Sunday, November 13, 2011

The Robert Wenzel Show on the Eurozone Crisis, Inflation and Bringing the Troops Home

For this week's show, I am sending you to where I was interviewed by Scott Horton at Anti-War Radio. I discussed the Eurozone crisis. why the Social Security deficit will drastically lower the demand for Treasury bonds; and whether massive military cuts would depress the domestic job market.

The link to the show is here.


  1. Robert,

    Post it as a podcast in your podcast area. Makes it easier for us to access (i.e., it happens automatically when we open iTunes.

  2. Robert,

    Ok, now I have a better idea of what you are talking about with the coming "boom". Either that, or you've relented a little and took note of the structural problems that are still afoot. As you know, I disagreed with you on your call, but only with regard to what I define as a "boom". It seems that that disagreement is no longer present (which I like).

    We both agree that investment will increase in the higher orders of production, we also agree that producer prices and commodities are well ahead of consumer prices and we agree that inflation is going to rear its ugly head in a rather unpredictable fashion.

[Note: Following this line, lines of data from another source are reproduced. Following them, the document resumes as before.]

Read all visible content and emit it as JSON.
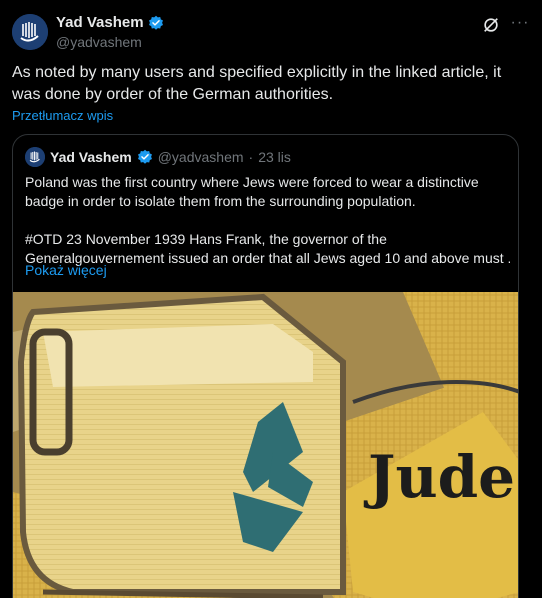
{
  "post": {
    "display_name": "Yad Vashem",
    "handle": "@yadvashem",
    "text": "As noted by many users and specified explicitly in the linked article, it was done by order of the German authorities.",
    "translate_label": "Przetłumacz wpis"
  },
  "quote": {
    "display_name": "Yad Vashem",
    "handle": "@yadvashem",
    "separator": "·",
    "date": "23 lis",
    "line1": "Poland was the first country where Jews were forced to wear a distinctive",
    "line2": "badge in order to isolate them from the surrounding population.",
    "line3": "#OTD 23 November 1939 Hans Frank, the governor of the",
    "line4": "Generalgouvernement issued an order that all Jews aged 10 and above must ...",
    "show_more_label": "Pokaż więcej",
    "image_text": "Jude"
  },
  "icons": {
    "verified": "verified-badge-icon",
    "grok": "grok-icon",
    "more": "more-icon"
  },
  "colors": {
    "background": "#000000",
    "text": "#e7e9ea",
    "muted": "#71767b",
    "link": "#1d9bf0",
    "border": "#2f3336"
  }
}
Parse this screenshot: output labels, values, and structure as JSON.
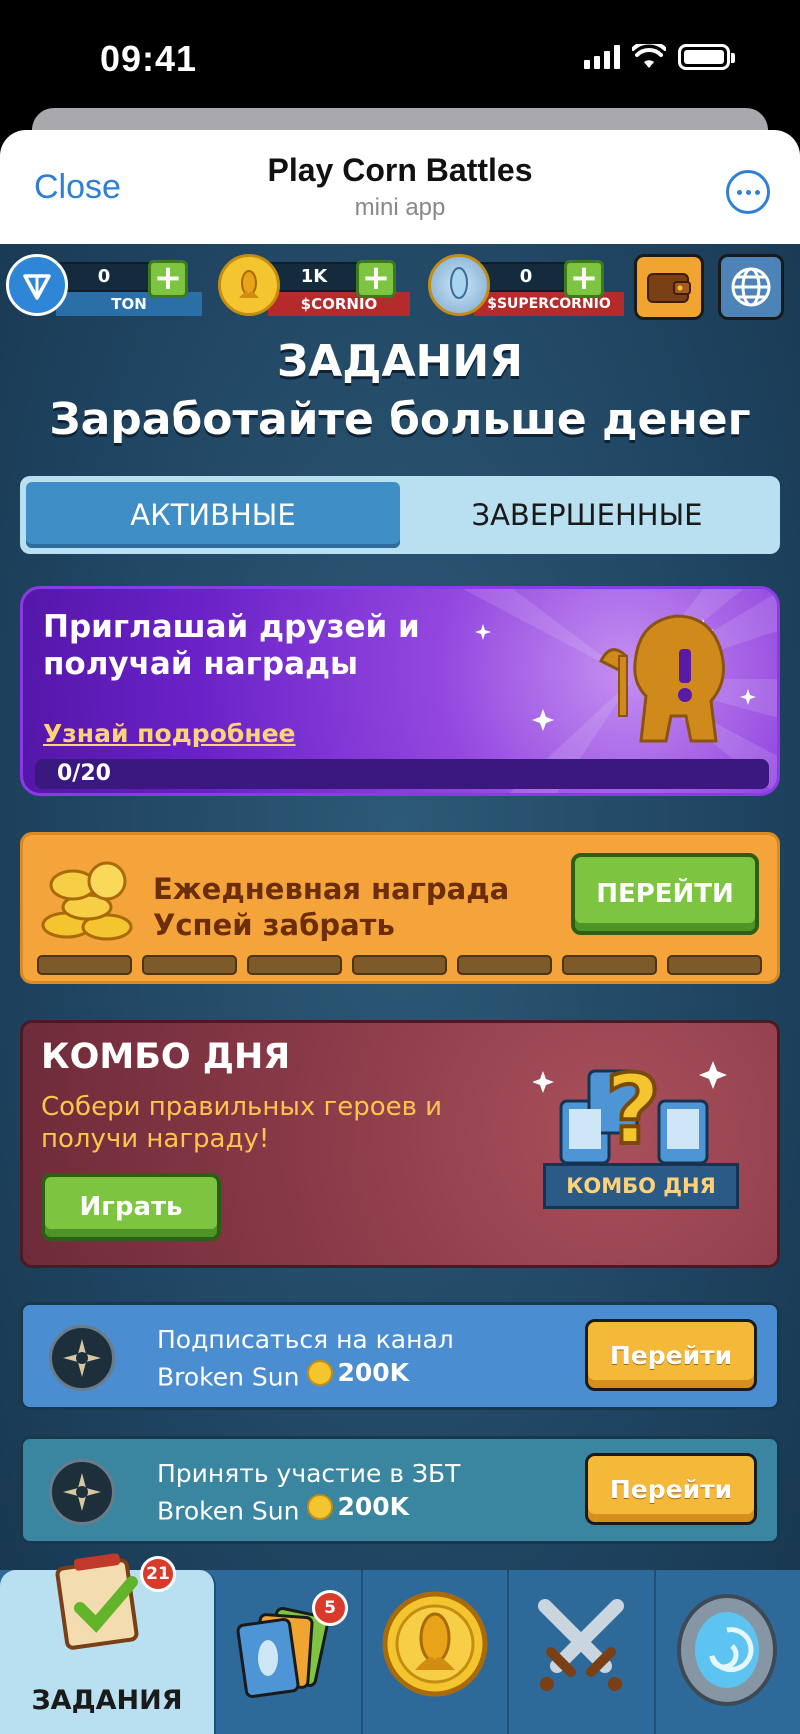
{
  "status_bar": {
    "time": "09:41"
  },
  "header": {
    "close_label": "Close",
    "title": "Play Corn Battles",
    "subtitle": "mini app"
  },
  "currencies": [
    {
      "name": "TON",
      "amount": "0"
    },
    {
      "name": "$CORNIO",
      "amount": "1K"
    },
    {
      "name": "$SUPERCORNIO",
      "amount": "0"
    }
  ],
  "page": {
    "heading": "ЗАДАНИЯ",
    "subheading": "Заработайте больше денег"
  },
  "tabs": [
    {
      "label": "АКТИВНЫЕ",
      "active": true
    },
    {
      "label": "ЗАВЕРШЕННЫЕ",
      "active": false
    }
  ],
  "referral": {
    "title": "Приглашай друзей и получай награды",
    "link": "Узнай подробнее",
    "progress_text": "0/20",
    "progress": 0
  },
  "daily": {
    "title_line1": "Ежедневная награда",
    "title_line2": "Успей забрать",
    "button": "ПЕРЕЙТИ",
    "slots": 7
  },
  "combo": {
    "title": "КОМБО ДНЯ",
    "description": "Собери правильных героев и получи награду!",
    "button": "Играть",
    "ribbon": "КОМБО ДНЯ"
  },
  "tasks": [
    {
      "text": "Подписаться на канал Broken Sun",
      "reward": "200K",
      "button": "Перейти"
    },
    {
      "text": "Принять участие в ЗБТ Broken Sun",
      "reward": "200K",
      "button": "Перейти"
    }
  ],
  "nav": {
    "tasks_label": "ЗАДАНИЯ",
    "tasks_badge": "21",
    "cards_badge": "5"
  },
  "colors": {
    "accent": "#2f7fd6",
    "app_bg": "#1f4461",
    "green_button": "#7dc441",
    "orange_card": "#f4a43b",
    "purple_card": "#7a2ed6"
  }
}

But, it is quite difficult to hear somebody say "boom" and not think along the lines of a general feeling of prosperity (which is how I define it).

    Also, great insights on the global situation, that is something that I have been paying attention to for at least the past 2 years. I think that if the central banks of the world end up with a crack up boom, then they'll be pushing a global currency under the guise of stability (only this time they will be speaking in global terms). Essentially, my gut feeling is that we are looking at the logical transition that began in 1913, that only grew in 1971 and 1995; the next step is a western, global currency. Who knows if they'll be able to pull it off, I certainly hope not.

  3. Hey Fetz,

    Don't tap yourself on the back too hard about influencing Wenzel on identifying the current boom as a "manipulated" boom.

    You add good comments, but Wenzel was generally identifying booms as manipulated for years. Long before I have seen you come along to EPJ.,or.r_gc.r_pw.r_cp.,cf.osb&fp=3c9c3fcbb39d73f5&biw=1366&bih=643

  4. I know that I am responding to an old comment, but I must do it.

    Bill, I am not tapping myself on the back and saying that I changed his mind. I am merely saying that he made it more clear as to what his position is or that he backed off a little bit on his original position. When he first made the call it sounded like daisies and butterflies were on the way, this was the issue that I disagreed with. But, then again, he hadn't fully elaborated upon this call.

    Basically, it wasn't clear to me what he was defining as a boom. Now that he has fully elaborated upon it, the disagreement is no longer present. That's all that I was saying.